For about a year and a half, I have commuted to and from my
job in Manhattan using an expressbus, a more expensive but comfortable coach bus run by the
Metropolitan Transit Authority.
Most of the bus drivers who drive these buses hustle to get
us through traffic and make good time getting into Manhattan from the Eastern
reaches of Queens. A meek or extremely defensive driver is going to fail at
driving and express bus, and fail hard.
And that’s been happening recently in the early morning on
the QM20 line. One driver I have not seen but only heard about, an older
gentlemen, is a slow-paced driver that is content to hang in the slow lane of
early rush-hour traffic while his passengers fret about reaching work on time. I
have spoken with people who have stopped riding the 6:45 bus because they
cannot get to work on time if they ride it. In fact, the 7 a.m. bus routinely
reaches Manhattan sooner.
Because the driver of the 6:45 a.m. bus is such a pathetic
slowpoke, passengers that used to take that bus now flood to the 6:30 bus.
There are now at least three times as many passengers waiting at the bus stop
for the bus I take, which means the other stops are all more crowded as well. I
used to be able to find a seat all to myself with regularity, now it’s nearly
impossible.
Yet still people insist on putting their bags on seats, even
knowing that they’ll have to move them at some point. It’s a gamble on their
part, they’ll possibly get the seats to themselves if enough passengers decide
not to ask them to move. I usually make it a point to make these rude people
move their bags, though if they are an exceedingly large person then I will
often pass them by because I’m a large person also and then we’re both crammed
into our seats seething and miserable. There is one rude fat bastard on my bus
line who does this without fail and sits in corpulent luxury every day.
Sometimes I’ll choose people who are polite and thin because
I’ll have more room. There’s a man who uses his time on the bus to sketch drawings
and I feel camaraderie sitting next to someone interested in the arts, even if
I never talk to him.
This past Monday however, there was a mystery man and I felt
I had to sit next to him. By mystery man I mean someone who had a black wool
hat pulled down all the way over his face. This was not a ski mask (aka
balaclava), but just a hat that normally sits on top of the head and over the
ears. He had it pulled down all the way over his face, so that his head was
just one monolithic orb of woolen darkness.

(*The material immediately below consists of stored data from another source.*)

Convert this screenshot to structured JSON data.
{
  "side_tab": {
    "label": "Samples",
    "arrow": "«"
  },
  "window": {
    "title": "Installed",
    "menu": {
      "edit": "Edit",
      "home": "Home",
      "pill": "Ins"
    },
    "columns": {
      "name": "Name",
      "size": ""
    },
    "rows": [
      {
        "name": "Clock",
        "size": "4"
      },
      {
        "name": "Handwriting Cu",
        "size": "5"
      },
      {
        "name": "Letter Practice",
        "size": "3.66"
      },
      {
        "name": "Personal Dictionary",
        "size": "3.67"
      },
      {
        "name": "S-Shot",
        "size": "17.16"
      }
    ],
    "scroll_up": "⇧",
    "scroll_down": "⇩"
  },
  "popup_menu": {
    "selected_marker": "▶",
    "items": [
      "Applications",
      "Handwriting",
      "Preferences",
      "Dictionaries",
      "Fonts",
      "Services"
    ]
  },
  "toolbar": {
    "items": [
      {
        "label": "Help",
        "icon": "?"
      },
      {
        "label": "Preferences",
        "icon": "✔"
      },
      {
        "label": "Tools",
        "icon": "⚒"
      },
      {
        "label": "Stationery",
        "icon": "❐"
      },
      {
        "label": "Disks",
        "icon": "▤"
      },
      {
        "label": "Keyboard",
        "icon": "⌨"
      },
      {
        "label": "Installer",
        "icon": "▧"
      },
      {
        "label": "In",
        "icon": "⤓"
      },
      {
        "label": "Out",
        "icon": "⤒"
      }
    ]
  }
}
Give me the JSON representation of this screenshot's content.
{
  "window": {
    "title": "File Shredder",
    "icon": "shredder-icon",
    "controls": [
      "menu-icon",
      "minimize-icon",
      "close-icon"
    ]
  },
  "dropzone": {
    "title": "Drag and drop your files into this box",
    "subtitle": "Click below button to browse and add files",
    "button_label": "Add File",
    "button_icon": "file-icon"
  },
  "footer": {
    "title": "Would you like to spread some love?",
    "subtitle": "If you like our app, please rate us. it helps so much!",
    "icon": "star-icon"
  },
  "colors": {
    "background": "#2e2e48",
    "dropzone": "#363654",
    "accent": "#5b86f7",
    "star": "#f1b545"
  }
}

I was appreciative of the aesthetic and felt a kinship to
it. I often weara ski mask when I perform in bands, and have enough ski masks at
home to clothe a paramilitary battalion for a decade. So I sat next to this
man. He was a bit spread out but I managed to get comfortable enough and read
the news on my work phone. I didn’t want to see the man’s face, wanting his
mystery to be kept for all eternity or at least until the weather was warmer
and one would have to be psychotic to wear a winter cap. But no, soon after we
rolled into Manhattan the man woke up and pulled up his hat revealing the
countenance of a middle-aged commuter.
I don’t know where the man departed the bus. I got off at my
usual stop at Herald’s Square and made my way downtown, hoping to engage with
more of life’s mysteries as the day wore on.